毎日散らかる部屋の掃除は、家族全員が協力して行うと負担が分散されて楽になります。特に子供には、家族の一員としての自覚を持ってもらうためにも、掃除を手伝ってもらうことは大事です。面倒だからとすぐには手伝ってもらえないことが多いですが、うまく声掛けをして一緒に掃除を楽しめるようになりましょう。

子供がやりたい掃除をさせる

掃除と言っても、沢山の種類があります。ライフスタイルによっても異なるので、一度リストにピックアップしてみましょう。子供にそれを見せて、どの掃除ならできそうか、やってみたいかを本人に選んでもらいます。自分で選んだ掃除なので、ある程度の責任は持って動いてはもらえるのです。そうは言っても、3日坊主でやる気が終わってしまうのは普通のこと。見ている大人はイライラしそうですが、そこはグッと我慢をして下さい。「今日も掃除をしてくれたら、すごく助かるんだけどな」など、ポジティブに声掛けをして見守りましょう。一度子供本人が決めた掃除とはいっても、挫折をしたならば他を手伝ってもらうのでもOKです。心に余裕を持ち、いくらでも融通をきかせてあげましょう。

大人が楽しくお手本を見せる

大人が「掃除は疲れるな」「家事は面倒だ」と愚痴っているようでは、子供にも悪影響です。掃除をしたいと思ってはもらえないことでしょう。大人が鼻歌でも歌いながら楽しそうに動いていると、子供にはきちんとその姿が伝わっています。大人の感情に、子供は案外敏感なものなのです。
家事や掃除は、大人がまずは楽しく行いましょう。すると子供の方から「私もやってみたい」「僕にも手伝わせて」と声をかけてくれるかもしれません。例え自分一人ですませた方が早い仕事でも、「ありがとう。やってみる?」とチャンスを逃さないようにしましょう。

自分が出したものは、自分で元に戻す

部屋は毎日散らかるものです。子供がいる家庭で、常に綺麗な状態をキープすることはほぼ不可能。ある程度は汚れるものだと思っておけば、イライラする頻度が減ります。
ただし、自分が出したものは自分で元に戻すという習慣はつけるようにしましょう。大人でも難しいのですから、根気よく言い続けるしかありません。お父さんが服を脱ぎっぱなし、物を出しっぱなしという家庭も多いので、親子で一緒に直していきましょう。
ご飯やおやつを食べる前、寝る前には一度部屋を綺麗にするといったように、各家庭のライフスタイルに合わせて時間を決めて掃除をさせるのも良い方法です。

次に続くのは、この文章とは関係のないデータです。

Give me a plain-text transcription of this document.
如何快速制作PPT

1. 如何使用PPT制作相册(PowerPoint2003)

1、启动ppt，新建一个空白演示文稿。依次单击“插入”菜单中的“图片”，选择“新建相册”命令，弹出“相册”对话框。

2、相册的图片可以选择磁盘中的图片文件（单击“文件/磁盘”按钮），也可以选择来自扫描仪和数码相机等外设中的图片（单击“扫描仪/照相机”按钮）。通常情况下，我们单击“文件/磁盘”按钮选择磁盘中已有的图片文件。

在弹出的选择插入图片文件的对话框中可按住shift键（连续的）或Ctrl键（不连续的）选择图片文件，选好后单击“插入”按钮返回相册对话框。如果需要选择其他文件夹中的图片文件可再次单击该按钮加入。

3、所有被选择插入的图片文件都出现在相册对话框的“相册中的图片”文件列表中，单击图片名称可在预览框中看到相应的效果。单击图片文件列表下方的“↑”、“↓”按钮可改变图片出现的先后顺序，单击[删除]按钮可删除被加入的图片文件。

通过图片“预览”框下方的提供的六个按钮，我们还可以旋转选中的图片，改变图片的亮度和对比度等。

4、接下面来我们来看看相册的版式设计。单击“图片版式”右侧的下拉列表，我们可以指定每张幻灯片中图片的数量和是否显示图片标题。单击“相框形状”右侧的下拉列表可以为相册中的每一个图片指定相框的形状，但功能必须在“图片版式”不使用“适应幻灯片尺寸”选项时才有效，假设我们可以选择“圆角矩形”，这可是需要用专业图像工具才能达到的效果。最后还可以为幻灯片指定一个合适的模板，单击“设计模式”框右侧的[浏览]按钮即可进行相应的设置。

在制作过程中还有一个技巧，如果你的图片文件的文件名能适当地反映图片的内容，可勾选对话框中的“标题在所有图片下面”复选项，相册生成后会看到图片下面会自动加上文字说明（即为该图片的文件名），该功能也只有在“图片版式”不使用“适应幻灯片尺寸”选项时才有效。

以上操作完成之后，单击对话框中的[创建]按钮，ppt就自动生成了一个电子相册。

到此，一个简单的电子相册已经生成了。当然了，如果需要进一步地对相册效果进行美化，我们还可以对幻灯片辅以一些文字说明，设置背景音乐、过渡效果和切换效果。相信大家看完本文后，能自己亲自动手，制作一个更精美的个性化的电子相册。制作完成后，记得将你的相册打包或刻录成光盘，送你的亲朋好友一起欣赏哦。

掃除をしなければ、次の行動に移れないと思うようになれば、もう掃除が習慣化されています。

お礼を言う

子供が掃除をするとなると、失敗をしてしまうこともあります。物を壊してしまった、逆に汚してしまったなど、普通に起こる事です。そんな時でも怒らずに、優しく声掛けをしてあげて下さい。大人のように上手くいかないのが当然ですし、小さな子供の体では難しい家事も沢山あるのです。
また、掃除をしてくれたら「ありがとう」と感謝の気持ちを伝えましょう。心では喜んでいても、声にしなければなかなか子供には響きません。「綺麗になって気持ちが良いね」「とても助かったわ」など、素直に表現してあげて下さい。

まとめ

いきなり「今日から掃除をしなさい」と言っても、子供はポカンとしてしまいます。家事や掃除の習慣は、すぐに身に着くものではありません。親がお手本を見せながら、毎日根気よく伝えて習慣化されていくものです。
例えば長い夏休みから少し難しい手伝いをさせてみる、というのも良いでしょう。時間に余裕があるので子供の心にも余裕があり、ゆっくりと教えてあげることができます。学校の夏休みの宿題に、家の手伝いが出る場合もあります。良いチャンスとして活かせるとよいでしょう。
もっと小さなお子さんでも、家事や掃除をすることはできます。この場合はお手伝いというより、楽しい遊び感覚でOKです。カーテンをあける、靴を揃えるなど、小さな子でもできるお手伝いは沢山あります。手伝いをしてくれたら、大いに誉めてあげてスキンシップも忘れずに行って下さい。